You have to travel all the way back to 1983 for the only other female winner of the category: Marilyn Bergman for Yentl. This was at the tail end of the other, much longer, period where the scoring category was split into two (1939-85, with the one-off unusual exception of 1958 where they all competed together) . The category names changed a few times but, in 1983, the categories were “Original Score”, and “Original Song Score and Its Adaptation or Adaptation Score”. Bergman won for the latter, along with her husband Alan (they were the lyricists) and Michel Legrand. Marilyn was also a multiple winner in the Song category, for The Thomas Crown Affair, The Way We Were and Yentl.
Other female nominees in the various Score categories over the years: Angela Morley (1974’s The Little Prince and 1976’s The Slipper And The Rose: The Story Of Cinderella), Lynn Ahrens (for 1997’s Anastasia) and Mica Levi (for 2016’s Jackie).
Do you think Gudnadottir has a good chance to join the winners and/or nominees club?
Reader Comments (16)
I think she'll win. It's an interesting score you remember in a popular movie.
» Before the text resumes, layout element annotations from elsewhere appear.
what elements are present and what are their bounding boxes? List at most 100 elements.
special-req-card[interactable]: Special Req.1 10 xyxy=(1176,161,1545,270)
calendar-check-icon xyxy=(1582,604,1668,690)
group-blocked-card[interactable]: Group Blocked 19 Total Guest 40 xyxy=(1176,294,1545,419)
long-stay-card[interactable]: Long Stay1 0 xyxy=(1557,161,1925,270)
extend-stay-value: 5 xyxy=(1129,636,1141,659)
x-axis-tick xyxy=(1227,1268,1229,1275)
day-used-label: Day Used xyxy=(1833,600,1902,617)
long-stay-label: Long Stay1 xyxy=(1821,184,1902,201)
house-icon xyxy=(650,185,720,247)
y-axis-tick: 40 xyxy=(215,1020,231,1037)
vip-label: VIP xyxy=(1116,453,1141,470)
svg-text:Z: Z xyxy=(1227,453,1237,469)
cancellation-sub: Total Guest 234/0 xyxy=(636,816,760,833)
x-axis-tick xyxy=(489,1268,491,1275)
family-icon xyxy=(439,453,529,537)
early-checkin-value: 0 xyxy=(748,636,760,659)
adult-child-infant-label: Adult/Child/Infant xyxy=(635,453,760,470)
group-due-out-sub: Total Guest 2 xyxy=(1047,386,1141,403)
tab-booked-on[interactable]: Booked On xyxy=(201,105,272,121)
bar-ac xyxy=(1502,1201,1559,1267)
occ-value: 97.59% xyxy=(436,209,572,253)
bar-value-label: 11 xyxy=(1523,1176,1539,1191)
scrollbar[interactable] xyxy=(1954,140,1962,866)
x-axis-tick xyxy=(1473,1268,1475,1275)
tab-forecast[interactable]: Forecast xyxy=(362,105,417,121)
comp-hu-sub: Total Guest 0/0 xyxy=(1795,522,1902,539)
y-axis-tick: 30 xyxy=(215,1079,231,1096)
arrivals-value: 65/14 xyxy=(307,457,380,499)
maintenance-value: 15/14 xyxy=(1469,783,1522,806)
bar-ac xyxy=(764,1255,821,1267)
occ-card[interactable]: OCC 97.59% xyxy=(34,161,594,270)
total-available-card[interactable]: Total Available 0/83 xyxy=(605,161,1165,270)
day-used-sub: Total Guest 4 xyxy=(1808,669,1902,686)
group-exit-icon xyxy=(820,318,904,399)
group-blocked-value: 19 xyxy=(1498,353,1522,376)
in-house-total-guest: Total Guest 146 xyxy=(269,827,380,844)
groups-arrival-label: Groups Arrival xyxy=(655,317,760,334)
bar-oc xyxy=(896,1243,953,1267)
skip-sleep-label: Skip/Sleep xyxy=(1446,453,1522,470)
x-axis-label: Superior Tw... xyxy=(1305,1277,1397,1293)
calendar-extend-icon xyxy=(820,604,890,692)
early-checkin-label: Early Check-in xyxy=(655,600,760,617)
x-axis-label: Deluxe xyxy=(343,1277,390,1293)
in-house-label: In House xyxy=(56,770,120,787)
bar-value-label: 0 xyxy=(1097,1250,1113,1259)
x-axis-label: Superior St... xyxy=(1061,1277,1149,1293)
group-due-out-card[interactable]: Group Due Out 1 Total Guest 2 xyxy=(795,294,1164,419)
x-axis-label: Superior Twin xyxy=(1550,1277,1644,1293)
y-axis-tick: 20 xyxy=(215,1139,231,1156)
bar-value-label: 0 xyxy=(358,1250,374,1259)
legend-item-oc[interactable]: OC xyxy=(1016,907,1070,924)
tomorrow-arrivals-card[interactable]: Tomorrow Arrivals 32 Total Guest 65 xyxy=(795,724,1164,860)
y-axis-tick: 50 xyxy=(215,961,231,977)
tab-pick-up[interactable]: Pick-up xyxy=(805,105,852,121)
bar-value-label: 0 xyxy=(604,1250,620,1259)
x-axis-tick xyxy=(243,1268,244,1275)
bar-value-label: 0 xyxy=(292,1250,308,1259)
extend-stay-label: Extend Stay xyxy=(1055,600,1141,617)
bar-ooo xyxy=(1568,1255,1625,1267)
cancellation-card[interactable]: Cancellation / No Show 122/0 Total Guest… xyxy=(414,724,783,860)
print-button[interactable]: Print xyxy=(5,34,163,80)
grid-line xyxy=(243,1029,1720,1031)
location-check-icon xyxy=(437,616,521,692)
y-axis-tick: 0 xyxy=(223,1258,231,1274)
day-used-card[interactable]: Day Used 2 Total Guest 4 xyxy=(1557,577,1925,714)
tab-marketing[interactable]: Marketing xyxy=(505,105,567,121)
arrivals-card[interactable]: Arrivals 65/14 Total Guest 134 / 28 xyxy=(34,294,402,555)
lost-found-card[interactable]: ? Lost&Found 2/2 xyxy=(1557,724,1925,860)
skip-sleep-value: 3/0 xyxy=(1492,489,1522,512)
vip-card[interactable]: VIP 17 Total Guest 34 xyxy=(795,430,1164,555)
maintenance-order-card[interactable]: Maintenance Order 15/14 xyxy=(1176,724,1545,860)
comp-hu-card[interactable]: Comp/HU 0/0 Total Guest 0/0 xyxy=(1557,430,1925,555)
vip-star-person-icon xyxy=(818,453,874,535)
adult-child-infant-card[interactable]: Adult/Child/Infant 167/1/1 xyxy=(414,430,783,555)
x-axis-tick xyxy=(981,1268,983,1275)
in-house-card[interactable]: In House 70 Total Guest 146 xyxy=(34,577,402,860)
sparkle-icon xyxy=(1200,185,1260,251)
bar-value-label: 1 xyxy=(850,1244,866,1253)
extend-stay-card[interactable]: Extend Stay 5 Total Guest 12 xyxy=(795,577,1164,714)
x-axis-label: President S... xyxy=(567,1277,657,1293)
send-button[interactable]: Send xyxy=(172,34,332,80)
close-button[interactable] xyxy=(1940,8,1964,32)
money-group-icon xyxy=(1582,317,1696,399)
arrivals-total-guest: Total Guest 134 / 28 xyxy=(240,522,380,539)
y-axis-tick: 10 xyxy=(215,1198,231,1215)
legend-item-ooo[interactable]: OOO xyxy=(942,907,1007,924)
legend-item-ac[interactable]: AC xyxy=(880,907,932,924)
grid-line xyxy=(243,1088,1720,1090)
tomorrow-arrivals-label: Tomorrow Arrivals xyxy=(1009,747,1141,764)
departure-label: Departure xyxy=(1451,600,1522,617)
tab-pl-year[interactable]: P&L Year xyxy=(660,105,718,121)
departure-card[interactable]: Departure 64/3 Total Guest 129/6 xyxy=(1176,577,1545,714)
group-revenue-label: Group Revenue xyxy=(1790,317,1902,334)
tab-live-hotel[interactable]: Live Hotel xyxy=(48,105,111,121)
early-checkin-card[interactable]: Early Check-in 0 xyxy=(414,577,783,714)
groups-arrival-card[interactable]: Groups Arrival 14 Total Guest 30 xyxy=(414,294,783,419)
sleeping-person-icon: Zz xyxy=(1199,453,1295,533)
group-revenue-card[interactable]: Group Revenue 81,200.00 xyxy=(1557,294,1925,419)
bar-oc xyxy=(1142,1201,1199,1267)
I always thought they should keep the category split.
So many scores...the more the merrier.
I have no idea if she will even be Oscar-nominated but her introspective, sometimes discordant pieces are of the plangent mode that, like Anne Dudley's works in Elle and especially The Crying Game, are elegiac and emotionally moving. Familiar with her non-soundtrack score pieces, I recommend her beautiful album Without Sinking. At times, truly heartbreaking.
Not to be Oscar nominated would be unfair, as the soundtrack is one of the highlights in Joker. And she's still gorgeous and the best dressed of the party.
"The presenter" ???
You mean Jennifer Lopez!! she has a name lol
Rachel Portman won in 1997, Anne Dudley in 1998!!
Let's not forget that there's Thomas Newman to contend with. He has received 14 nominations and never won. And his film is 1917.
However, as Glenn Close will tell you, the new voters don't care about Oscarless long runs.
Probably they don't even know that he never won and has 14 nominations..
So, who can tell?
Mica Levi's scores are all worth owning.
Mica Levi should have been nominated for Under the Skin, and should have won for Jackie. That's that.
Speaking of Mica Levi, where oh where is the recognition for her MONOS score? She should be the woman who wins this year!
@Marcos: Are the composers’ names even on the voting ballot, or does the ballot just list the nominated films?
It’s possible that most of the Academy (new and old members) won’t remember Thomas Newman’s history when they decide whether or not to choose 1917.
DAVID - acknowledgements to J-Lo for being the presenter (in a season where I look forward to her getting the deserved Oscar nom) and no disrespect intended towards her.
But because of the technical glitches in my home system, I literally did not see who presented the award. In the process of writing the article, my mind did not guide me towards looking up who was the actual presenter. (Thanks for being the acknowledger.)
Geri - the years mentioned are referring to the release years for the films, not the years they received the Oscar.
I thought the score in Joker was memorable, but for the wrong reasons... I mean that I noticed the music, because I thought it didn't fit certain scenes, or the mood wasn't right, which I guess might be purposeful, but I found it more distracting than interesting.
The score is good and unique. But Joker is such a poorly directed movie that the craft prowess often suffers.
She also did MARY MAGDALENE with Johann Johannson and that's a wonderful piece of music that's better than the film.